The Brilliant recording project seems to have been supervised by violinist Igor Ruhadze, who leads the Ensemble Violini Capricciosi. The soloist for the twelve Opus 2 flute sonatas is Jed Wentz, who leads the Musica ad Rhenum ensemble. There is also a “bonus disc” of this group performing the six Opus 5 trio sonatas led by Wentz on flute rather than Ruhadze on violin.
Locatelli may not have been as prolific as Vivaldi, but his music is definitely engaging. He seems to have had a particular love of suspensions, which make many of his harmonic progressions sound a bit less routine than those of Vivaldi. Also, every now and then he slips in a decidedly unexpected modulation, probably to see if the ensemble he was playing with at the time was paying attention.
However, with all due respect to Wentz’ polished performances, this collection is primarily about solo violin virtuosity. It is thus more than a little impressive how many rabbits keep popping out of the hat over the course of eighteen CDs. This is not to recommend listening to the entire collection in a single binge session, but there is strong evidence that Locatelli was always seeking out new tricks to impress others with how talented he was. The impression definitely registered with Paganini, since the first capriccio in his Opus 1 collection is a clear appropriation of one of the notated cadenzas in Locatelli’s Opus 3 collection of twelve violin concertos. Entitled L’Arte del Violino (the art of the violin), this publication accompanied the twelve concertos with 24 cadenzas (called “Capprici”), one for each of the outer movements of each of the three-movement concertos.
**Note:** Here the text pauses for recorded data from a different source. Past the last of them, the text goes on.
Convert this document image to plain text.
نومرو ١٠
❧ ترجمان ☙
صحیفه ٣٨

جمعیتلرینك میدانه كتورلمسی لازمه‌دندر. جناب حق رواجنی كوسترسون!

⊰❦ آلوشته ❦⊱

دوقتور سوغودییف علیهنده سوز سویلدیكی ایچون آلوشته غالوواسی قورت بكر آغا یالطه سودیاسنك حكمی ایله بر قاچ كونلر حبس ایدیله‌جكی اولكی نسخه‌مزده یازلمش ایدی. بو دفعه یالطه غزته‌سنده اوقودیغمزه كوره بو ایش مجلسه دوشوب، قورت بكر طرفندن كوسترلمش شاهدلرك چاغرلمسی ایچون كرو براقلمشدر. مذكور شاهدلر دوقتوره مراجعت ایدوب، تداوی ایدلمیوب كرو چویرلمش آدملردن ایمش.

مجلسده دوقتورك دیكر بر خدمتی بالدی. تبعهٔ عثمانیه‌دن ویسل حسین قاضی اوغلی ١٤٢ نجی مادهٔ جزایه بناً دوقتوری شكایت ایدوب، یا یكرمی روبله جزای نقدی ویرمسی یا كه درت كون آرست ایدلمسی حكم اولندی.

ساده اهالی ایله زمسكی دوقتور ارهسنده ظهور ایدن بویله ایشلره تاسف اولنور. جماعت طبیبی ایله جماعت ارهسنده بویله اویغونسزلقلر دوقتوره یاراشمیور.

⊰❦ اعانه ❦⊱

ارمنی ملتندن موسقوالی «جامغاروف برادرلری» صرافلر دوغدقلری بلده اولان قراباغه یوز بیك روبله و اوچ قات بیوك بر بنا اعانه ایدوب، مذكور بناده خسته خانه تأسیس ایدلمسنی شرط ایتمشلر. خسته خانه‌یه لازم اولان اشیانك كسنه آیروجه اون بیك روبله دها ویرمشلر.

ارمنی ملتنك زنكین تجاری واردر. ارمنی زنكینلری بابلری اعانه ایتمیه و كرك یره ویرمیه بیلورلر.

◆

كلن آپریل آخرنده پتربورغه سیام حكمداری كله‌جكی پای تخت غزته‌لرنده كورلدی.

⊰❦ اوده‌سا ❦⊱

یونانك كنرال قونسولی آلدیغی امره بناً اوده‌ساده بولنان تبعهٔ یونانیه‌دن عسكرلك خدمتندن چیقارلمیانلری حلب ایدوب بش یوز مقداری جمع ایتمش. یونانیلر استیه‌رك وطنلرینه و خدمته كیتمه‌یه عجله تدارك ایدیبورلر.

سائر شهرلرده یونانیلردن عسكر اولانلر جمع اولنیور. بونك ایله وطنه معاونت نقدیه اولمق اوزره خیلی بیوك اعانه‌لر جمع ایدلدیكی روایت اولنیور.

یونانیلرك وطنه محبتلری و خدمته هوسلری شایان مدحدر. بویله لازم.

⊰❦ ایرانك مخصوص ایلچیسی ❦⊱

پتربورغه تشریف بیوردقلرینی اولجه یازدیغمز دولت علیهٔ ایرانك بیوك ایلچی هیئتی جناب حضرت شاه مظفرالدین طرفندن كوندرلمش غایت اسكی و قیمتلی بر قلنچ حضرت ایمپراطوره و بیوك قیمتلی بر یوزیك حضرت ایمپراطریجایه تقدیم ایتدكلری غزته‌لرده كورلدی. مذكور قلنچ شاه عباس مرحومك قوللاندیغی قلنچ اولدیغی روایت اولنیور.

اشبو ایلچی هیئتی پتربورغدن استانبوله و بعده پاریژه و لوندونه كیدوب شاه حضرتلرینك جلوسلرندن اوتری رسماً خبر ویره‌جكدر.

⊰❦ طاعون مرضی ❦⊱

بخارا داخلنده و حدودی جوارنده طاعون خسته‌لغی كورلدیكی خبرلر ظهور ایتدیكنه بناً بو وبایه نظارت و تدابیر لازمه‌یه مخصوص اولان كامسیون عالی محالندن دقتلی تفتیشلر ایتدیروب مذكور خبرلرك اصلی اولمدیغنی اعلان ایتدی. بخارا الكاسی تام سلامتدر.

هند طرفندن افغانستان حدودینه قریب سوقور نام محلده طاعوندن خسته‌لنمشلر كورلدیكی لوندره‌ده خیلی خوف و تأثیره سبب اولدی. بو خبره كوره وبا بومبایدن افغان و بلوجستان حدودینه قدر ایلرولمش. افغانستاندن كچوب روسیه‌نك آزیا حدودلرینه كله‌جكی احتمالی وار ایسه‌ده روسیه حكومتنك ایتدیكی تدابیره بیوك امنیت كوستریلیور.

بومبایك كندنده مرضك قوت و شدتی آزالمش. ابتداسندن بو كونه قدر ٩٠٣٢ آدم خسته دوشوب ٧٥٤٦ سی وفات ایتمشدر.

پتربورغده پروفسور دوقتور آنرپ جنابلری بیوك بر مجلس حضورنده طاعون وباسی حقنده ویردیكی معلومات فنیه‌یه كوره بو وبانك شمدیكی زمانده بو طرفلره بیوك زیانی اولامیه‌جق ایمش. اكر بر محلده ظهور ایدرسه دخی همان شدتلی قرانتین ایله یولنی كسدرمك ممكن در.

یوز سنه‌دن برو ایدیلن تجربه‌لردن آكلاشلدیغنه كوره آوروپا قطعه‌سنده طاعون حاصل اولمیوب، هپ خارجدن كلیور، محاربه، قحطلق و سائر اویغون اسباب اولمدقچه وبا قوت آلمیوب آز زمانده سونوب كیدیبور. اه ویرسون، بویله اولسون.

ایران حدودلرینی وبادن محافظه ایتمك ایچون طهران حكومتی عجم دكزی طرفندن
Presumably those notated cadenzas involved post hoc documentation of spontaneous improvisations. This raises one final virtue of the recordings in this collection. The musicians may be playing from notated parts, but there is always a sense of spontaneity in their performances. This is particularly evident in Ruhadze’s solo work, but his spirit always seem to diffuse into all of his supporting players.